Доктор Маслов тотчас распорядился прекратить лечение паском. Вероятно, он в этом лекарстве, тогда ещё экспериментальном, усмотрел причину ускоренной гибели обитателей ТБ-2. Это лишь моё предположение. Вскоре во время утреннего приёма больных доктор Маслов был убит ударом ножа в спину. Орудие расправы обеими руками вонзил Толик Стропило.

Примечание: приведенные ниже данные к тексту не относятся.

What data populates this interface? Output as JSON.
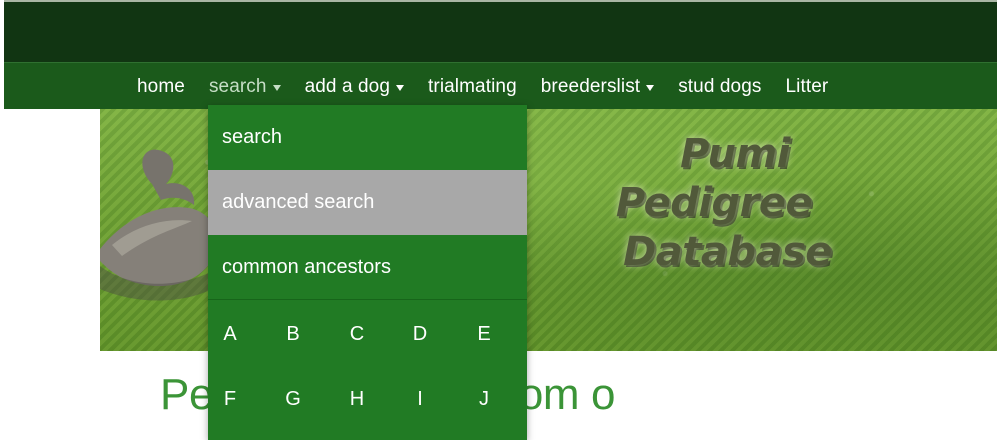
{
  "colors": {
    "top_bar": "#113512",
    "nav_bar": "#1b5a1b",
    "dropdown": "#217b24",
    "dropdown_hover": "#a8a8a8",
    "headline": "#3b9437"
  },
  "nav": {
    "items": [
      {
        "label": "home",
        "has_menu": false
      },
      {
        "label": "search",
        "has_menu": true,
        "active": true
      },
      {
        "label": "add a dog",
        "has_menu": true
      },
      {
        "label": "trialmating",
        "has_menu": false
      },
      {
        "label": "breederslist",
        "has_menu": true
      },
      {
        "label": "stud dogs",
        "has_menu": false
      },
      {
        "label": "Litter",
        "has_menu": false
      }
    ]
  },
  "banner": {
    "title_lines": [
      "Pumi",
      "Pedigree",
      "Database"
    ]
  },
  "search_menu": {
    "items": [
      {
        "label": "search"
      },
      {
        "label": "advanced search"
      },
      {
        "label": "common ancestors"
      }
    ],
    "letters": [
      "A",
      "B",
      "C",
      "D",
      "E",
      "F",
      "G",
      "H",
      "I",
      "J"
    ]
  },
  "headline": {
    "visible_text": "Pe                  health results from o"
  }
}
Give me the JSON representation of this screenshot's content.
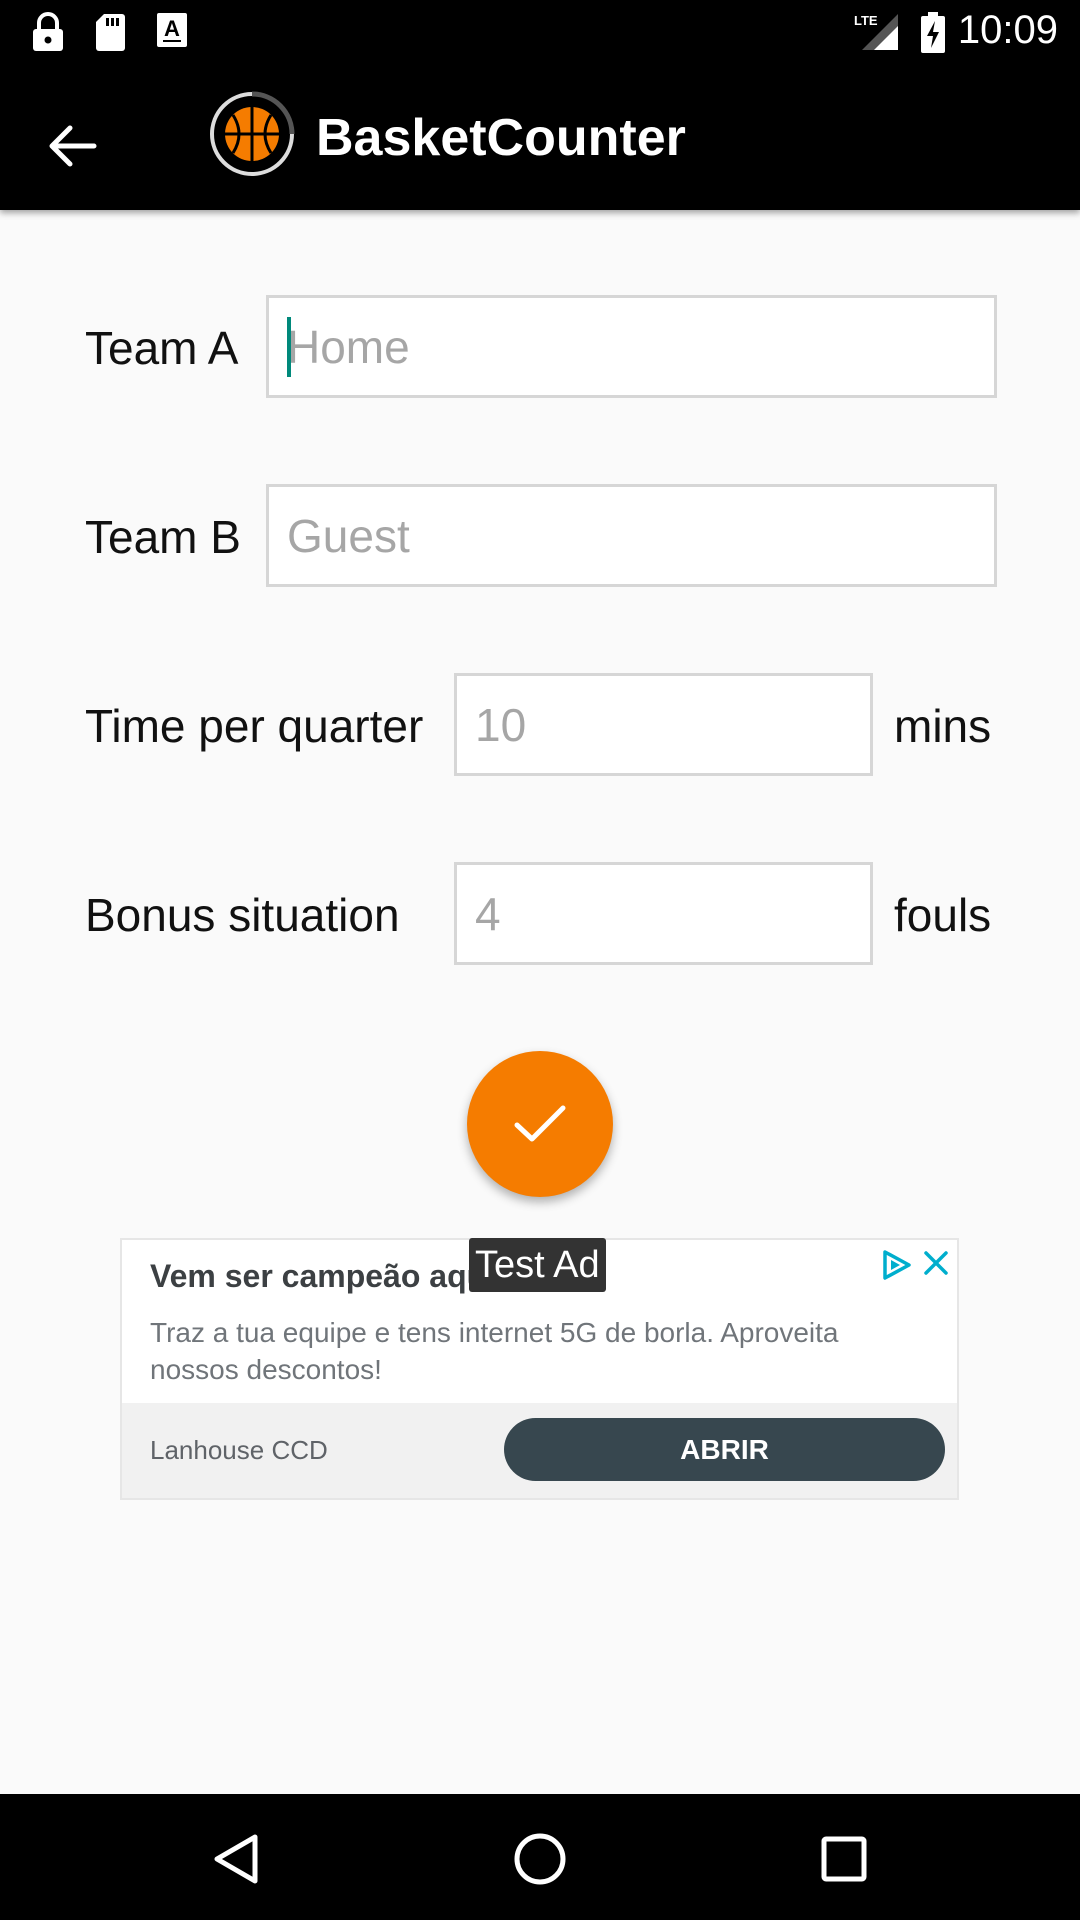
{
  "status_bar": {
    "time": "10:09",
    "icons": [
      "lock-icon",
      "sd-card-icon",
      "text-a-icon",
      "lte-signal-icon",
      "battery-charging-icon"
    ]
  },
  "app_bar": {
    "title": "BasketCounter",
    "back_icon": "arrow-left-icon",
    "logo_icon": "basketball-logo-icon"
  },
  "form": {
    "team_a": {
      "label": "Team A",
      "value": "",
      "placeholder": "Home"
    },
    "team_b": {
      "label": "Team B",
      "value": "",
      "placeholder": "Guest"
    },
    "time_per_quarter": {
      "label": "Time per quarter",
      "value": "",
      "placeholder": "10",
      "unit": "mins"
    },
    "bonus_situation": {
      "label": "Bonus situation",
      "value": "",
      "placeholder": "4",
      "unit": "fouls"
    }
  },
  "confirm_button": {
    "icon": "checkmark-icon",
    "color": "#f57c00"
  },
  "ad": {
    "badge": "Test Ad",
    "headline": "Vem ser campeão aqui",
    "body": "Traz a tua equipe e tens internet 5G de borla. Aproveita nossos descontos!",
    "advertiser": "Lanhouse CCD",
    "cta": "ABRIR",
    "cta_color": "#37474f"
  },
  "nav_bar": {
    "icons": [
      "back-triangle-icon",
      "home-circle-icon",
      "recents-square-icon"
    ]
  }
}
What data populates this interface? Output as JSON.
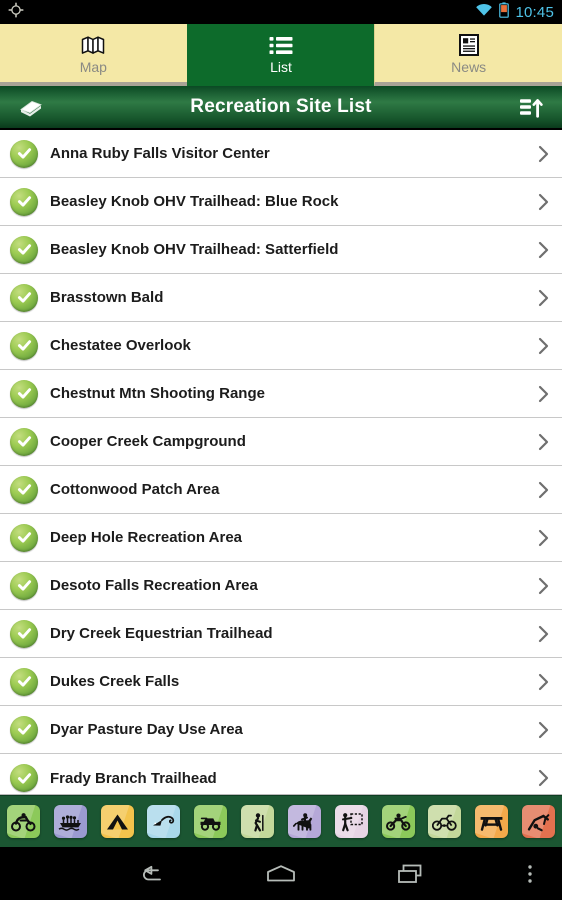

Он же — Бацилла.

Гвозди́ки

Гвоздики алые, багряно-пряные

Однажды вечером дала мне ты.

И ночью снились мне сны небывалые,

Мне снились алые цветы, цветы!

Мне снилась девушка, такая милая,

Такая чудная, на вид — гроза,

Мне душу ранили мечты обманные,

И жгли лучистые её глаза.

Казалось, будто бы она, усталая,

Склонила голову на грудь мою.

И эту девушку с глазами чудными,

С глазами чёрными с тех пор люблю!

Прошение о помиловании

1952, февраль

Старый зек за махорочный бычок дал мне мудрый совет: поскольку я осужден по «делу Рыбкина», бесполезняк писать в суды. Они своих приговоров не отменяют даже тогда, когда «гады» находят настоящего виновника — такое указание якобы дано самим Гуталинщиком.[93] А вот если достаточно часто писать и отправлять просьбы о помиловании в Верховный Совет СССР, тем более с моим-то понтовым[94] преступлением, то досрочное освобождение обеспечено, как пайка. В доказательство он привёл случай, которому был лично свидетелем: бригадник, тоже сидевший «за испуг воробья», за год настрочил больше сотни просьб о помиловании. И одна все-таки дошла до Хозяина — зека выпустили.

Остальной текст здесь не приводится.